Всё умные, длинные речи…

Калошей на шляпы не будет менять

Якобий Валерий Иваныч.

 

Вспомнилась здесь шутка В. И. Якоби, положившего однажды калоши на место шляп, а шляпы рядком на полу, на место калош.

В это же время на вечерах читались письма Крамского из-за границы, очень интересовавшие всех.

Но ничто не вечно под луною!.. А хорошее особенно скоро проходит… И в Артели начались какие-то недоразумения. Сначала это были семейные нелады между женами артельщиков, кончившиеся выходом двух членов. Один из членов Артели попал под особое покровительство Академии и имел в перспективе поездку за границу на казенный счет. Крамской нашел в этом поступке товарища нарушение их главного принципа: не пользоваться благодеяниями Академии одному, так как решено было при выходе из Академии держаться товарищества и не идти на академические приманки в розницу. Он подал товарищам письменное заявление и требовал, чтобы они высказались, как они смотрят на такой поступок. Товарищи ответили уклончиво, молчанием. Вследствие этого Крамской вышел из Артели художников.

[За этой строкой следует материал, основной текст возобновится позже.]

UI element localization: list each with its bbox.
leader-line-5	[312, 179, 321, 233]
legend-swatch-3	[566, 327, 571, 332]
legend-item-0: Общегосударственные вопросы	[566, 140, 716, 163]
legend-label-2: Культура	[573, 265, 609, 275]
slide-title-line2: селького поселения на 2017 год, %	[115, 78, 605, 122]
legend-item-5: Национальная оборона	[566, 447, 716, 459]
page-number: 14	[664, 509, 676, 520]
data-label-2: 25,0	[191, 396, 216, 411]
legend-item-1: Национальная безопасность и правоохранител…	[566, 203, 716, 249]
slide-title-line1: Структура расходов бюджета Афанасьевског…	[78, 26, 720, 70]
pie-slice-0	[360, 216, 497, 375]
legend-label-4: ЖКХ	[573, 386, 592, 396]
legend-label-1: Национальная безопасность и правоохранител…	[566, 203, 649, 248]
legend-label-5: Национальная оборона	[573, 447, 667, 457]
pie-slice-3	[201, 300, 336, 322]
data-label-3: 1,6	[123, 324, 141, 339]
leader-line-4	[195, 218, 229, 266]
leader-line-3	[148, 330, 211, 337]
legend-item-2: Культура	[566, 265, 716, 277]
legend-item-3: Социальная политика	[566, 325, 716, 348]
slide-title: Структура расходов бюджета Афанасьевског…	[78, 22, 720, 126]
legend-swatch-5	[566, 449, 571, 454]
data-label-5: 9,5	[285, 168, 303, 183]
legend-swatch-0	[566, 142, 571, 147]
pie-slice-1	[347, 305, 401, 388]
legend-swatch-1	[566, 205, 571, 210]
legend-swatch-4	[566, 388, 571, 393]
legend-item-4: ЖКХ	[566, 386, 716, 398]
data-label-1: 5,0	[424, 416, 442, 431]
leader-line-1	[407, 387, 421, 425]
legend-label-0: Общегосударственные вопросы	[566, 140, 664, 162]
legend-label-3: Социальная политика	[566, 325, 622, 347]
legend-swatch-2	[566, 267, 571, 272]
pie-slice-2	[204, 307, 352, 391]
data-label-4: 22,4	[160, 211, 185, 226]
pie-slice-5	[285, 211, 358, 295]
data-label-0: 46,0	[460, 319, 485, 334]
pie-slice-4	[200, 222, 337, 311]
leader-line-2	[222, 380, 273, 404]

После его выхода Артель как-то скоро потеряла свое значение и незаметно растаяла.

Незадолго до этого печального конца на один из артельных вечеров приехал Г. Г. Мясоедов из Москвы, где по его инициативе образовалось Товарищество передвижных художественных выставок. Он приехал с предложением петербургским художникам примкнуть к этому Товариществу.

VII
Товарищество

Лет за десять до возникновения в Москве мысли о передвижных выставках по России Крамской уже устроил однажды выставку в Нижнем Новгороде. Он собрал здесь что мог и взял несколько известных картин из Академии и от разных собственников; он намерен был объехать с ними самые большие центры России.

В Нижнем эта выставка не имела никакого успеха. Туда съезжаются люди торговые: днем они заняты на ярмарке, а вечером выставка закрыта; да и вечером макарьевские дельцы развлекаются иначе. Это надо было предвидеть; Крамской ошибся, потерпел неудачу, но в передвижные выставки продолжал верить.

Когда Мясоедов явился с предложением от москвичей – Перова, Прянишникова, Маковского, Саврасова и других, – Крамской сразу сделался самым горячим приверженцем этого дела. Потом лет десять он вел в Петербурге все дела Товарищества; в Москве первое время это было поручено В. Г. Перову.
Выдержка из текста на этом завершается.